Mr Morris tried to think who had taken FTs. ‘I think that must have been Watkins,’ he said. ‘He left us last term. He was only a part-time lecturer.’

‘Thank God we were spared him full-time.’ said the Principal. ‘Secondly which lecturer makes a habit of advocating to Nursery Nurses that they wear…er…Dutch Caps all the time?’

‘Well Mr Sedgwick is very keen on them.’ said Mr Morris.

‘Nursery Nurses or Dutch Caps?’ enquired the Principal.

‘Possibly both together?’ suggested Dr Board sotto voce.

‘He’s got this thing against the Pill,’ said Mr Morris.

‘Well please ask Mr Sedgwick to see me in my office on Monday at ten. I want to explain the terms under which he is employed here. And finally, how many lecturers do you know of who make use of Audio Visual Aid equipment to show blue movies to the Senior Secs?’

Mr Morris shook his head emphatically. ‘No one in my department.’ he said.

‘It says here that blue movies have been shown,’ said the Principal. ‘in periods properly allocated to Current Affairs.’

‘Wentworth did show them Women in Love,’ said the Head of English.

‘Well never mind. There’s just one more point I want to mention. ‘We are not going to conduct an Evening Class in First Aid with particular reference to the Treatment of Abdominal Hernia for which it was proposed to purchase an inflatable doll. From now on we are going to have to cut our coats to suit our cloth.’

‘On the grounds of inflation?’ asked Dr Board.

‘On the grounds that the Education Committee has been waiting for years for an opportunity to cut back our budget,’ said the Principal. That opportunity has now been given them. The fact that we have been providing a public service by keeping, to quote Mr Morris, “a large number of mentally unbalanced and potentially dangerous psychopaths off the streets” unquote seems to have escaped their notice.’
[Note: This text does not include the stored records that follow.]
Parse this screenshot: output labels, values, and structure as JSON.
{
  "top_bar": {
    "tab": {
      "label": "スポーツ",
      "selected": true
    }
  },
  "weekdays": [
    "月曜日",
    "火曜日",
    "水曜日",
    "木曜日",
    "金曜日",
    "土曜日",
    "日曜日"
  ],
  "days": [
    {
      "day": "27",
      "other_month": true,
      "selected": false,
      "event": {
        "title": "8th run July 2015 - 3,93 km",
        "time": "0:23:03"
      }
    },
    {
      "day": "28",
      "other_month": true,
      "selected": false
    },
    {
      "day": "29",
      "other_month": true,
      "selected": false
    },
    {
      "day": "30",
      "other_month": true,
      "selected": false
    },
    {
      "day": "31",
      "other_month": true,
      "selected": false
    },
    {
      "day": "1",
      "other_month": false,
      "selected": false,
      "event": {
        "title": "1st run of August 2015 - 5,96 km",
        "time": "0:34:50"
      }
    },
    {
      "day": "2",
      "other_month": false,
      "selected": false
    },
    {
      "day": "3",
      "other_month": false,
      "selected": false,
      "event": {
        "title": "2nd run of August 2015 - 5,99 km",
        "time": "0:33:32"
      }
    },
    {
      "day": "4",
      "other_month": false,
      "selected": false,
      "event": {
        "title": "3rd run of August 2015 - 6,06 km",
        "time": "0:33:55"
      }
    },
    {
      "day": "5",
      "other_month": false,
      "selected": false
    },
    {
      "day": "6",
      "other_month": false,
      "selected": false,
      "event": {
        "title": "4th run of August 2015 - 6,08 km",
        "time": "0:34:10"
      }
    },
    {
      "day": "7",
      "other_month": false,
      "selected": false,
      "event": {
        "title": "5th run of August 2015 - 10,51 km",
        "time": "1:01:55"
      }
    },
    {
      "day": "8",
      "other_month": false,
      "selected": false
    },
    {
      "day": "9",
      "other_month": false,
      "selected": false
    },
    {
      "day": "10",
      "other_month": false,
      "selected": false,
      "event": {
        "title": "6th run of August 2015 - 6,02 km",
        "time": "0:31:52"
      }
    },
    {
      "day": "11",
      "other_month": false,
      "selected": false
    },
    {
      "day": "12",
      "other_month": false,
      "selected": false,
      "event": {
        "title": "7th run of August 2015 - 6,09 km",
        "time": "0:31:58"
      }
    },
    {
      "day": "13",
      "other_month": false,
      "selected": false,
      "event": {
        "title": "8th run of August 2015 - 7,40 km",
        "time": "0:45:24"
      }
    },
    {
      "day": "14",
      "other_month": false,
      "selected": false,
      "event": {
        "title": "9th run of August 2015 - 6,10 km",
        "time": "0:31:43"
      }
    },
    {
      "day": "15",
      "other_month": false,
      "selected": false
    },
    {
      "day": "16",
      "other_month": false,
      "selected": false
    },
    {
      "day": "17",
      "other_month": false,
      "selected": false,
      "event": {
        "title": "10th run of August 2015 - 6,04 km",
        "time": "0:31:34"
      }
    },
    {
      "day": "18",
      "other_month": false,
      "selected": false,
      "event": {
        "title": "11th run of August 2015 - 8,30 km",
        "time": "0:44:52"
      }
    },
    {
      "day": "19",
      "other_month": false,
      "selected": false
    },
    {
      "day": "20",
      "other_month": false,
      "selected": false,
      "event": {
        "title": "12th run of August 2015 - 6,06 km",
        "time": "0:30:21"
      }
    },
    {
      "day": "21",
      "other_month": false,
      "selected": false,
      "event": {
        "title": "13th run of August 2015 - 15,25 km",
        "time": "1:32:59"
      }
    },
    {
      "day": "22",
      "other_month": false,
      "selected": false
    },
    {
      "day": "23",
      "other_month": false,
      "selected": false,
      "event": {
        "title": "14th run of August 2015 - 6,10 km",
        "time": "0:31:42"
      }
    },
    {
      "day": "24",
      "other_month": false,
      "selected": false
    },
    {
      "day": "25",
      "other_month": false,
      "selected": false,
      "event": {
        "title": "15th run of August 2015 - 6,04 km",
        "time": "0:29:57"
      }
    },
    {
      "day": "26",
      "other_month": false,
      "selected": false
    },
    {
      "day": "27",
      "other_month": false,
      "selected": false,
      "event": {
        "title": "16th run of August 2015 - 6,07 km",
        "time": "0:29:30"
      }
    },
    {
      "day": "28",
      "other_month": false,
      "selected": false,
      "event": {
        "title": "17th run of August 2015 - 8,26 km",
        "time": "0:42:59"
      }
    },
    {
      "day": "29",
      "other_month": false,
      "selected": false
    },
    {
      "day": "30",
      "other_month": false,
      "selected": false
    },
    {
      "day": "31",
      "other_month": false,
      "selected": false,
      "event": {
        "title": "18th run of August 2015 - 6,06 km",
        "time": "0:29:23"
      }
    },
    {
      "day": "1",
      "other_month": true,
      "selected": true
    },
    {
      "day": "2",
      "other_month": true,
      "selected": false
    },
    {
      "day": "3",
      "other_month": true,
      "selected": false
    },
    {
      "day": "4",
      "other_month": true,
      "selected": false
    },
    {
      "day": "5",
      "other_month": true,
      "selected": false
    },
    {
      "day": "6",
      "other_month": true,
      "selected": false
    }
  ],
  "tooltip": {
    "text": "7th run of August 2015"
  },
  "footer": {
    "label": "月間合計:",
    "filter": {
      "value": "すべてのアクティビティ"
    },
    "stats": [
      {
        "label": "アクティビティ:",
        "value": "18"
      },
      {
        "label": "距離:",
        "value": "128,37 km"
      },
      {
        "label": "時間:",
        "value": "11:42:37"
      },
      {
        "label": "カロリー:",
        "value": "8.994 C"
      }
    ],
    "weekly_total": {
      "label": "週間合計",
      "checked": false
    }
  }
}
‘I presume he was referring to the Day Release Apprentices,’ said Dr Board charitably.

‘He was not.’ said the Principal. ‘Correct me if I am wrong, Morris, but hadn’t you in mind the members of the Liberal Studies Department?’
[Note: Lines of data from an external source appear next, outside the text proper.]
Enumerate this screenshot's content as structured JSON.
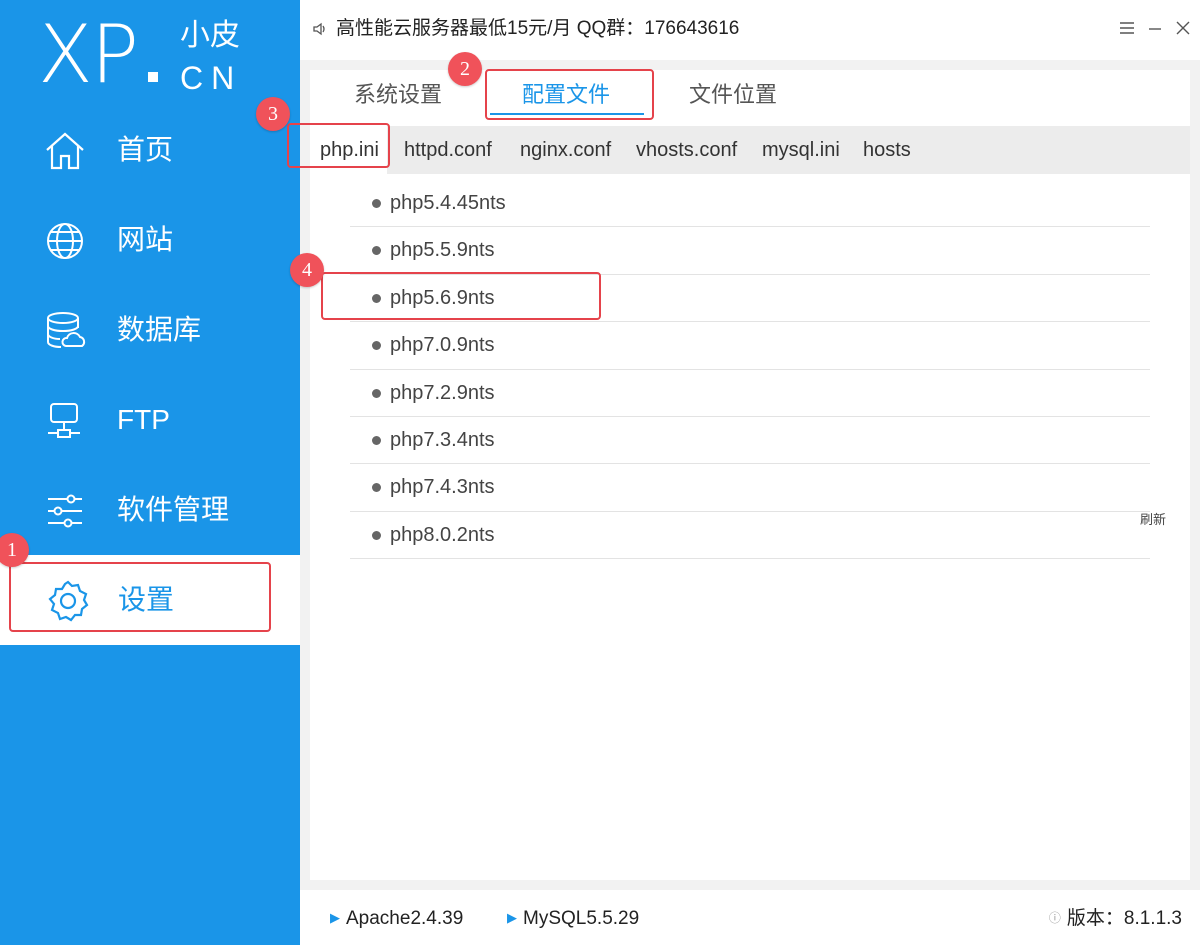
{
  "sidebar": {
    "logo": {
      "main": "XP",
      "cn_top": "小皮",
      "cn_bottom": "CN"
    },
    "items": [
      {
        "label": "首页",
        "icon": "home-icon"
      },
      {
        "label": "网站",
        "icon": "globe-icon"
      },
      {
        "label": "数据库",
        "icon": "database-icon"
      },
      {
        "label": "FTP",
        "icon": "ftp-server-icon"
      },
      {
        "label": "软件管理",
        "icon": "sliders-icon"
      },
      {
        "label": "设置",
        "icon": "gear-icon"
      }
    ],
    "active_index": 5
  },
  "titlebar": {
    "notice": "高性能云服务器最低15元/月  QQ群：176643616",
    "menu_icon": "menu-icon",
    "minimize_icon": "minimize-icon",
    "close_icon": "close-icon"
  },
  "tabs": [
    {
      "label": "系统设置"
    },
    {
      "label": "配置文件"
    },
    {
      "label": "文件位置"
    }
  ],
  "active_tab": 1,
  "subtabs": [
    {
      "label": "php.ini"
    },
    {
      "label": "httpd.conf"
    },
    {
      "label": "nginx.conf"
    },
    {
      "label": "vhosts.conf"
    },
    {
      "label": "mysql.ini"
    },
    {
      "label": "hosts"
    }
  ],
  "active_subtab": 0,
  "files": [
    {
      "name": "php5.4.45nts"
    },
    {
      "name": "php5.5.9nts"
    },
    {
      "name": "php5.6.9nts"
    },
    {
      "name": "php7.0.9nts"
    },
    {
      "name": "php7.2.9nts"
    },
    {
      "name": "php7.3.4nts"
    },
    {
      "name": "php7.4.3nts"
    },
    {
      "name": "php8.0.2nts"
    }
  ],
  "refresh_label": "刷新",
  "annotations": [
    "1",
    "2",
    "3",
    "4"
  ],
  "statusbar": {
    "apache": "Apache2.4.39",
    "mysql": "MySQL5.5.29",
    "version_label": "版本：",
    "version": "8.1.1.3"
  },
  "colors": {
    "accent": "#1a95e8",
    "annotation": "#e5434b"
  }
}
The meeting broke up. Later that day Mr Morris sat down to compose his letter of resignation.

Chapter 19

From the window of an empty bedroom on the first floor of the Vicarage, Eva Wilt watched the Rev St John Froude walk pensively down the path to the church. As soon as he had passed out of sight she went downstairs and into the study. She would phone Henry again. If he wasn’t at the Tech he must be at home. She crossed to the desk and was about to pick up the phone when she saw the ivy. Oh dear, she had forgotten all about the ivy and she had left it where he was bound to have seen it. It was all so terribly embarrassing. She dialled 34 Parkview Avenue and waited. There was no reply. She put they phone down and dialled the Tech. And all the time she watched the gate into the churchyard in case the Vicar should return.